VD people do not forget that syphilis has a proud tradition as a subject of research and a field of medicine and public health. There is something here to counterbalance the low esteem in which VD has been held in other quarters through the ages. But with gonorrhea such low esteem has hardly ever been mitigated. Dr. Kellogg observed as what VD person has not? how the bacterial genus Neisseria, which contains as its two disease producing species N. meningitidis and N. gonorrhoeae, is customarily treated in medical textbooks and in the lecture hall. It is a little like the traditional horse and rabbit stew, made with equal parts, or one horse and one rabbit, the meningococcus being, naturally, the horse.

And in fact it is gonorrhea that seems to be the main VD problem now. There is something of a consensus that syphilis could be controlled without new techniques, if only there could be more of what there already is. More and better clinics and facilities for diagnosis and treatment, including trained VD personnel; more VD education over the whole range from physicians to schoolchildren; more honest concern with the problem in the highest places; less nonsense about shame and punishment. All of this implies more money for VD control.
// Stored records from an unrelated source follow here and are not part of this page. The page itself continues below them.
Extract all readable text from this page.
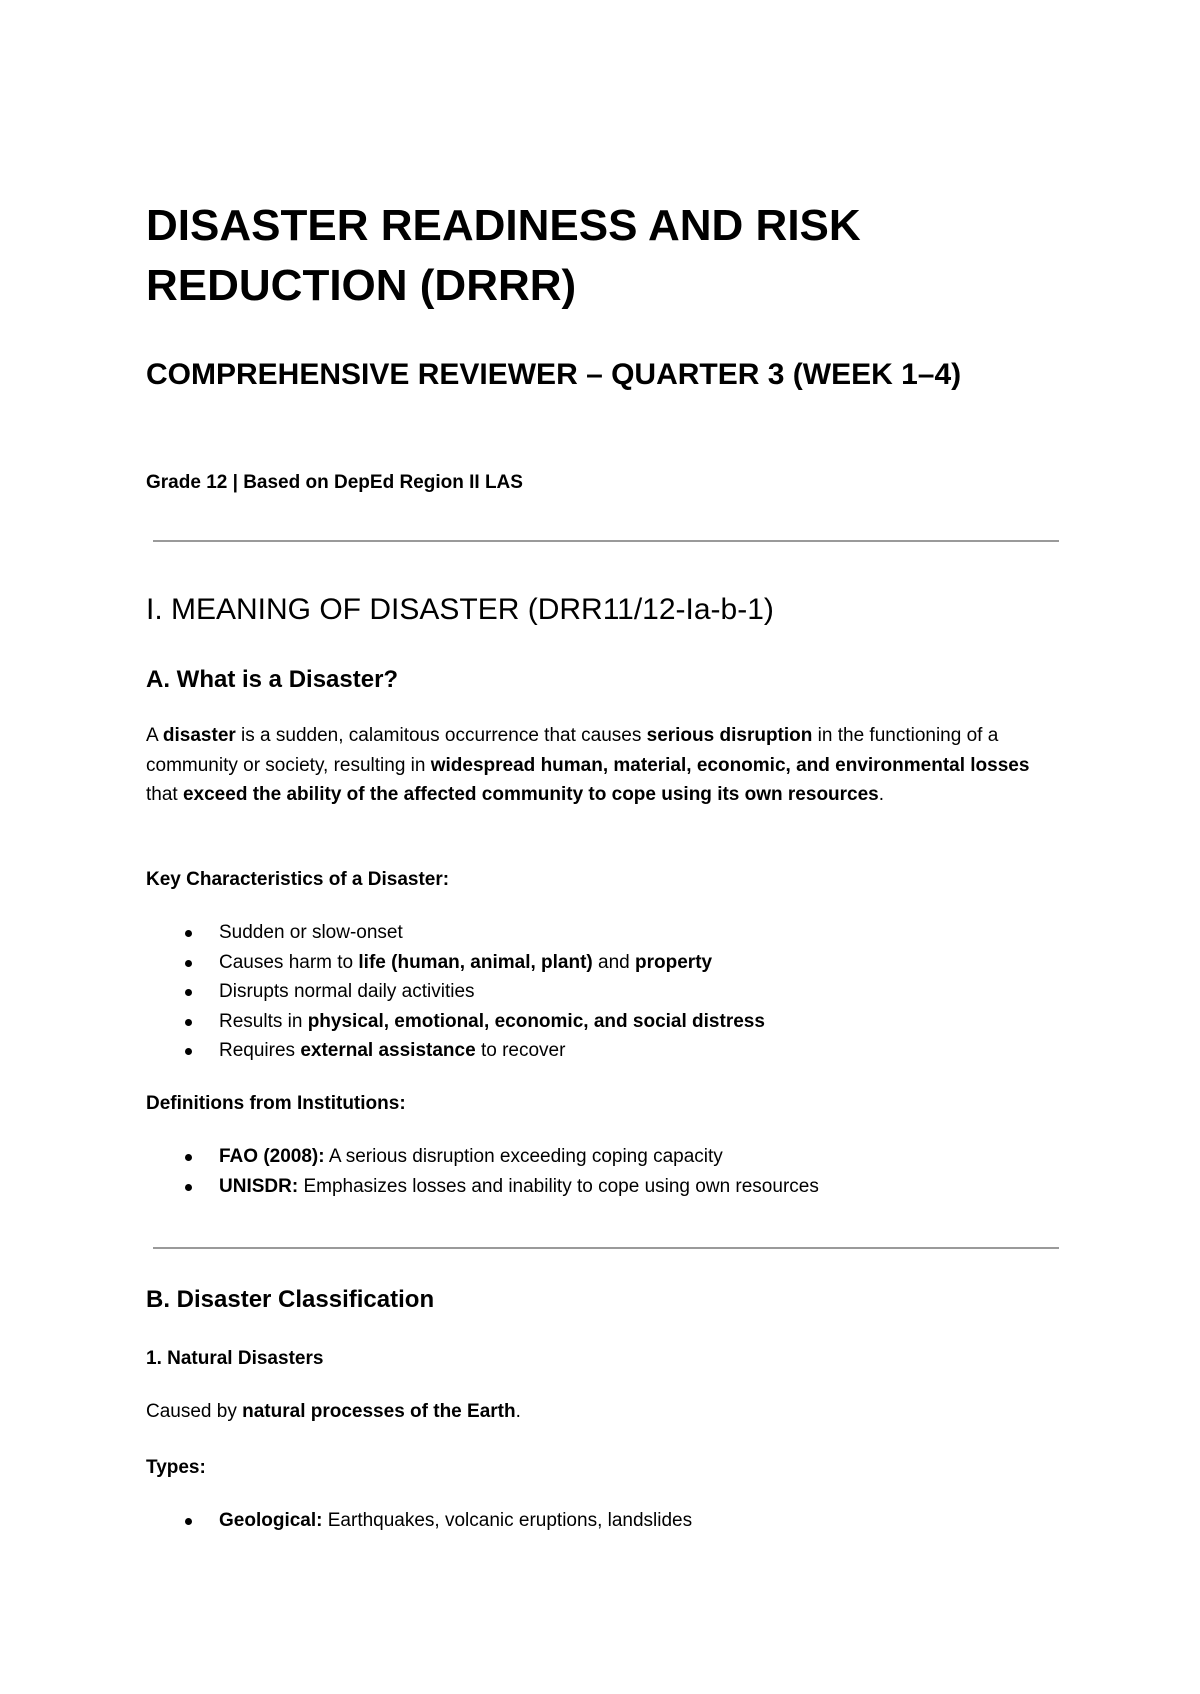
DISASTER READINESS AND RISK REDUCTION (DRRR)
COMPREHENSIVE REVIEWER – QUARTER 3 (WEEK 1–4)

Grade 12 | Based on DepEd Region II LAS

I. MEANING OF DISASTER (DRR11/12-Ia-b-1)
A. What is a Disaster?

A disaster is a sudden, calamitous occurrence that causes serious disruption in the functioning of a community or society, resulting in widespread human, material, economic, and environmental losses that exceed the ability of the affected community to cope using its own resources.

Key Characteristics of a Disaster:

Sudden or slow-onset
Causes harm to life (human, animal, plant) and property
Disrupts normal daily activities
Results in physical, emotional, economic, and social distress
Requires external assistance to recover

Definitions from Institutions:

FAO (2008): A serious disruption exceeding coping capacity
UNISDR: Emphasizes losses and inability to cope using own resources
B. Disaster Classification

1. Natural Disasters

Caused by natural processes of the Earth.

Types:

Geological: Earthquakes, volcanic eruptions, landslides
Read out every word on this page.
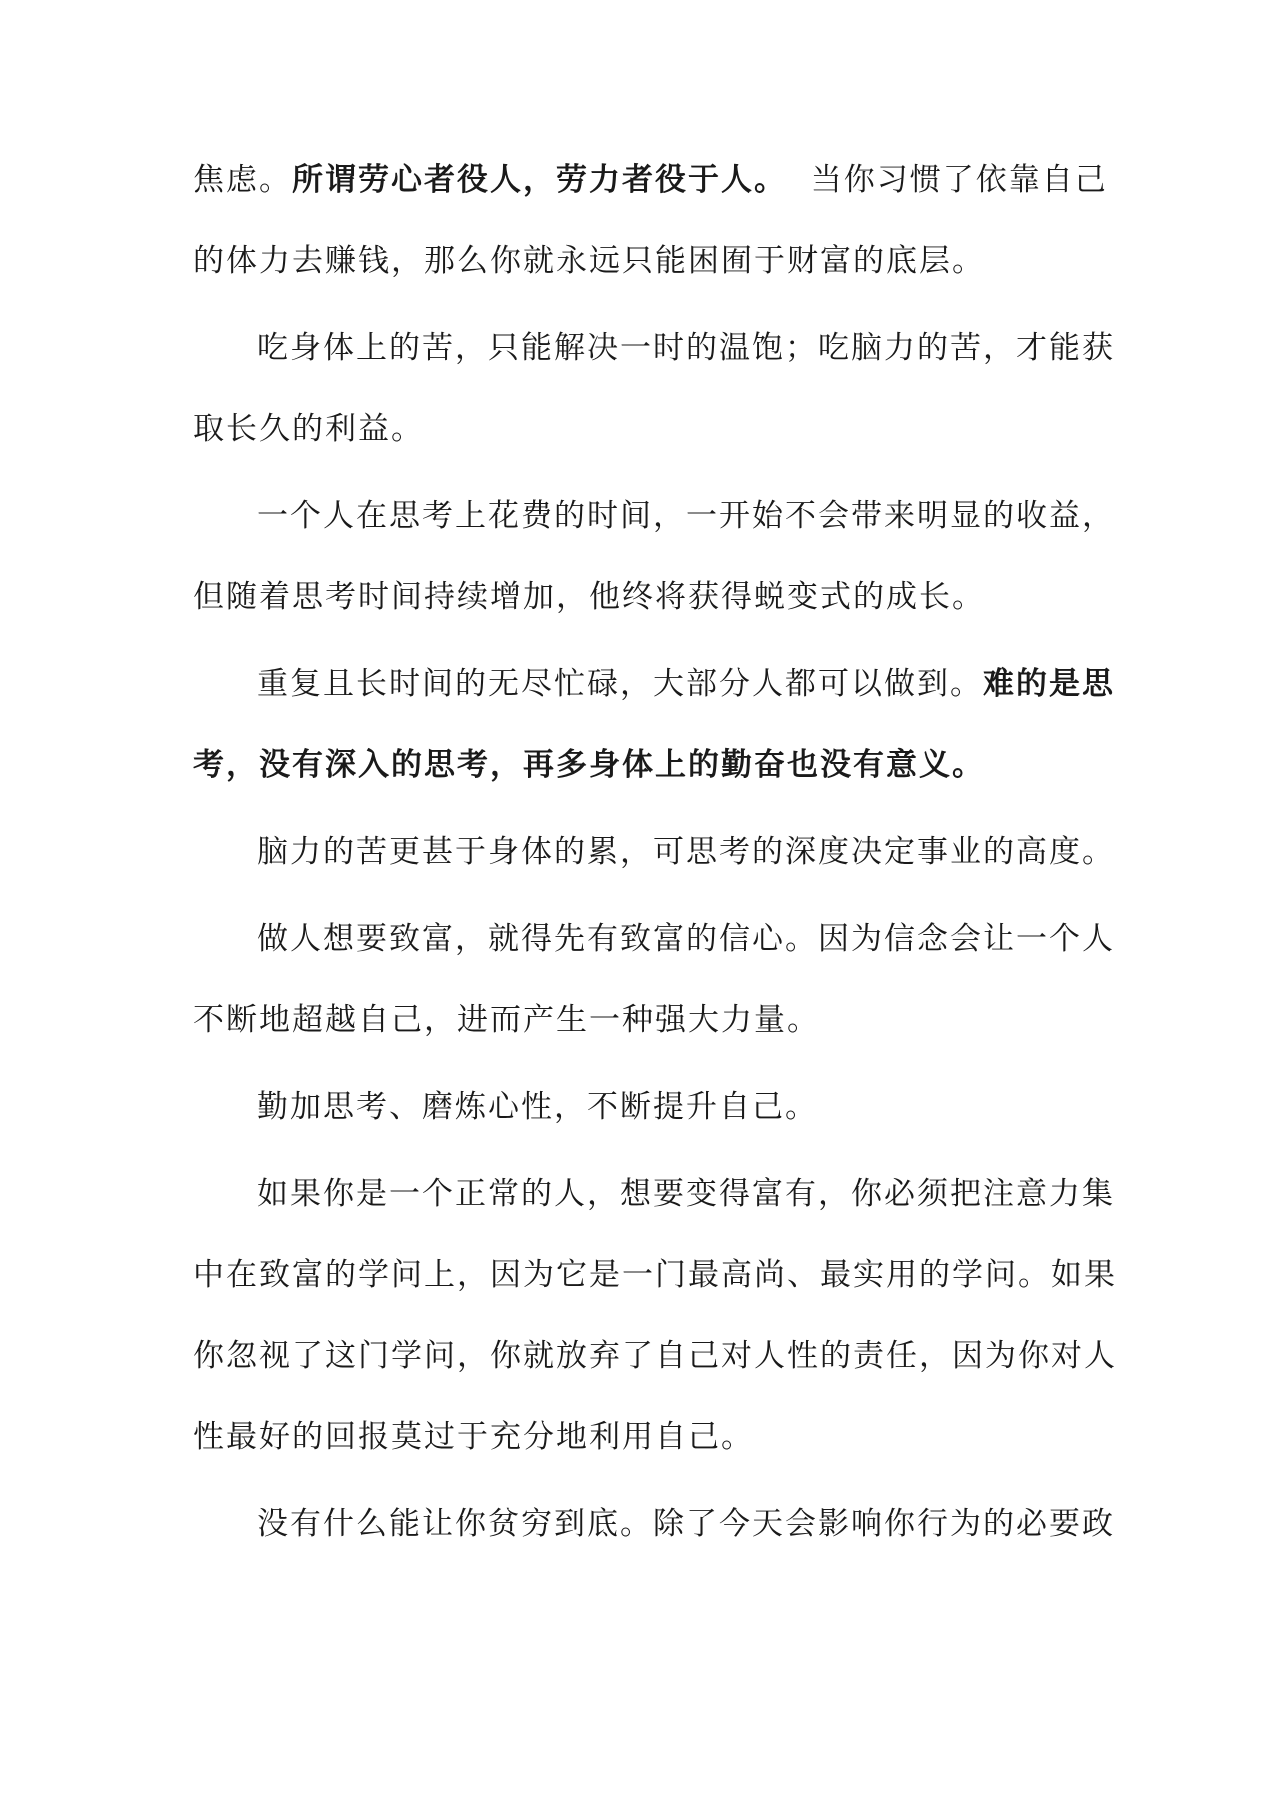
焦虑。所谓劳心者役人，劳力者役于人。  当你习惯了依靠自己
的体力去赚钱，那么你就永远只能困囿于财富的底层。
吃身体上的苦，只能解决一时的温饱；吃脑力的苦，才能获
取长久的利益。
一个人在思考上花费的时间，一开始不会带来明显的收益，
但随着思考时间持续增加，他终将获得蜕变式的成长。
重复且长时间的无尽忙碌，大部分人都可以做到。难的是思
考，没有深入的思考，再多身体上的勤奋也没有意义。
脑力的苦更甚于身体的累，可思考的深度决定事业的高度。
做人想要致富，就得先有致富的信心。因为信念会让一个人
不断地超越自己，进而产生一种强大力量。
勤加思考、磨炼心性，不断提升自己。
如果你是一个正常的人，想要变得富有，你必须把注意力集
中在致富的学问上，因为它是一门最高尚、最实用的学问。如果
你忽视了这门学问，你就放弃了自己对人性的责任，因为你对人
性最好的回报莫过于充分地利用自己。
没有什么能让你贫穷到底。除了今天会影响你行为的必要政
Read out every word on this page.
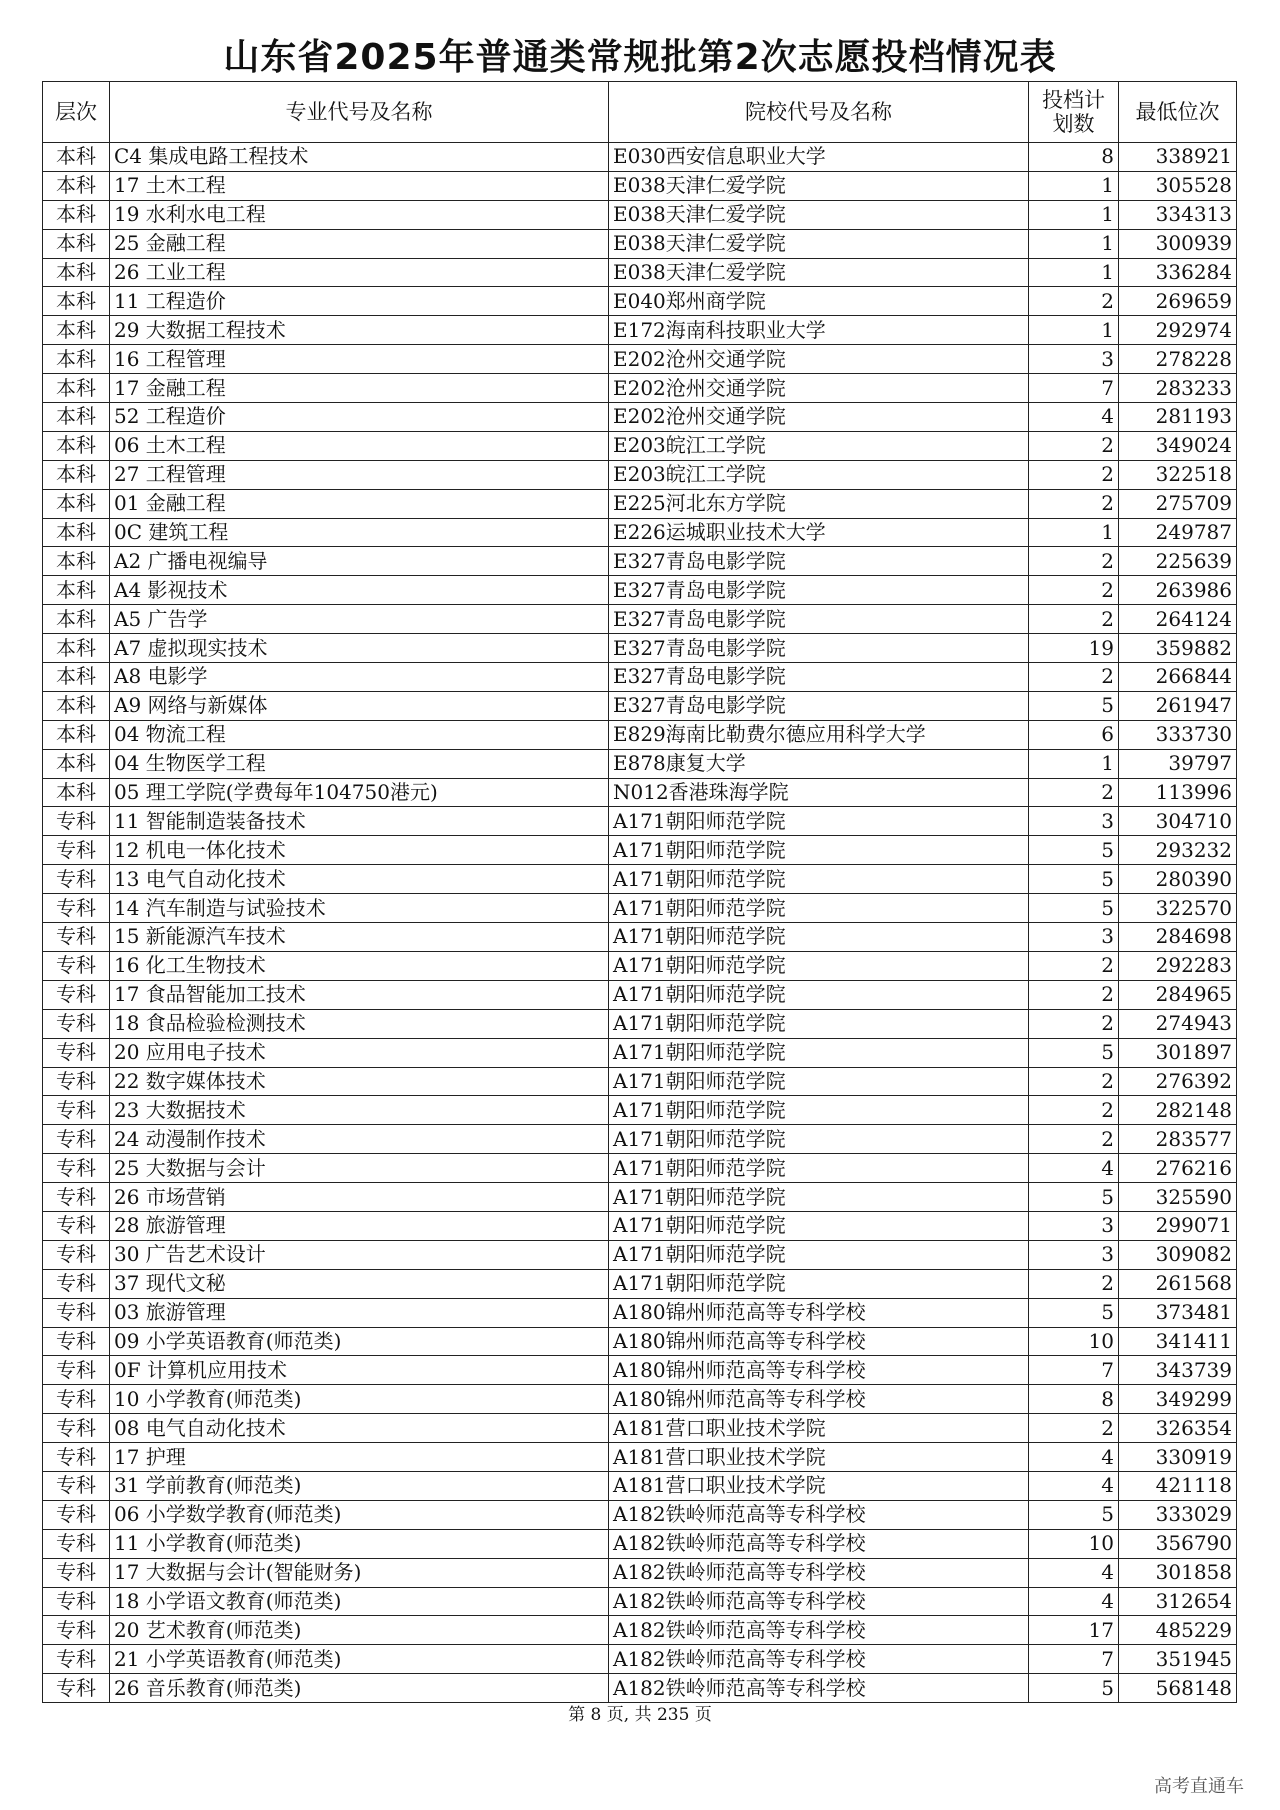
山东省2025年普通类常规批第2次志愿投档情况表
层次	专业代号及名称	院校代号及名称	投档计划数	最低位次
本科	C4 集成电路工程技术	E030西安信息职业大学	8	338921
本科	17 土木工程	E038天津仁爱学院	1	305528
本科	19 水利水电工程	E038天津仁爱学院	1	334313
本科	25 金融工程	E038天津仁爱学院	1	300939
本科	26 工业工程	E038天津仁爱学院	1	336284
本科	11 工程造价	E040郑州商学院	2	269659
本科	29 大数据工程技术	E172海南科技职业大学	1	292974
本科	16 工程管理	E202沧州交通学院	3	278228
本科	17 金融工程	E202沧州交通学院	7	283233
本科	52 工程造价	E202沧州交通学院	4	281193
本科	06 土木工程	E203皖江工学院	2	349024
本科	27 工程管理	E203皖江工学院	2	322518
本科	01 金融工程	E225河北东方学院	2	275709
本科	0C 建筑工程	E226运城职业技术大学	1	249787
本科	A2 广播电视编导	E327青岛电影学院	2	225639
本科	A4 影视技术	E327青岛电影学院	2	263986
本科	A5 广告学	E327青岛电影学院	2	264124
本科	A7 虚拟现实技术	E327青岛电影学院	19	359882
本科	A8 电影学	E327青岛电影学院	2	266844
本科	A9 网络与新媒体	E327青岛电影学院	5	261947
本科	04 物流工程	E829海南比勒费尔德应用科学大学	6	333730
本科	04 生物医学工程	E878康复大学	1	39797
本科	05 理工学院(学费每年104750港元)	N012香港珠海学院	2	113996
专科	11 智能制造装备技术	A171朝阳师范学院	3	304710
专科	12 机电一体化技术	A171朝阳师范学院	5	293232
专科	13 电气自动化技术	A171朝阳师范学院	5	280390
专科	14 汽车制造与试验技术	A171朝阳师范学院	5	322570
专科	15 新能源汽车技术	A171朝阳师范学院	3	284698
专科	16 化工生物技术	A171朝阳师范学院	2	292283
专科	17 食品智能加工技术	A171朝阳师范学院	2	284965
专科	18 食品检验检测技术	A171朝阳师范学院	2	274943
专科	20 应用电子技术	A171朝阳师范学院	5	301897
专科	22 数字媒体技术	A171朝阳师范学院	2	276392
专科	23 大数据技术	A171朝阳师范学院	2	282148
专科	24 动漫制作技术	A171朝阳师范学院	2	283577
专科	25 大数据与会计	A171朝阳师范学院	4	276216
专科	26 市场营销	A171朝阳师范学院	5	325590
专科	28 旅游管理	A171朝阳师范学院	3	299071
专科	30 广告艺术设计	A171朝阳师范学院	3	309082
专科	37 现代文秘	A171朝阳师范学院	2	261568
专科	03 旅游管理	A180锦州师范高等专科学校	5	373481
专科	09 小学英语教育(师范类)	A180锦州师范高等专科学校	10	341411
专科	0F 计算机应用技术	A180锦州师范高等专科学校	7	343739
专科	10 小学教育(师范类)	A180锦州师范高等专科学校	8	349299
专科	08 电气自动化技术	A181营口职业技术学院	2	326354
专科	17 护理	A181营口职业技术学院	4	330919
专科	31 学前教育(师范类)	A181营口职业技术学院	4	421118
专科	06 小学数学教育(师范类)	A182铁岭师范高等专科学校	5	333029
专科	11 小学教育(师范类)	A182铁岭师范高等专科学校	10	356790
专科	17 大数据与会计(智能财务)	A182铁岭师范高等专科学校	4	301858
专科	18 小学语文教育(师范类)	A182铁岭师范高等专科学校	4	312654
专科	20 艺术教育(师范类)	A182铁岭师范高等专科学校	17	485229
专科	21 小学英语教育(师范类)	A182铁岭师范高等专科学校	7	351945
专科	26 音乐教育(师范类)	A182铁岭师范高等专科学校	5	568148
第 8 页, 共 235 页
高考直通车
Gonorrhea faces tougher sledding. One of the main resources of the syphilis control program, case finding by cluster testing, had been given up for gonorrhea because of its short incubation period; but efforts are under way to revive it. The two other main difficulties are, of course, the persisting diagnostic problem in women, and penicillin resistance. None of these obstacles is insurmountable; but when they are added to the difficulties gonorrhea shares with syphilis control, they could well account for the different incidence rates and the different emphasis that is coming to be placed on the two diseases. So hopes for control of gonorrhea cling to technical advances, especially to a workable blood test; but obviously also to a vaccine, which might sidestep the other roadblocks if we could get one.

What all this comes down to is that the core problem of VD control, allowing for technical elements with gonorrhea, entails mainly a change of attitude in the right places and the money and means such a change would provide. If the new weapons against gonorrhea now being worked on were available, they might help to change the attitude. But the change of attitude is basic, and it is no small thing.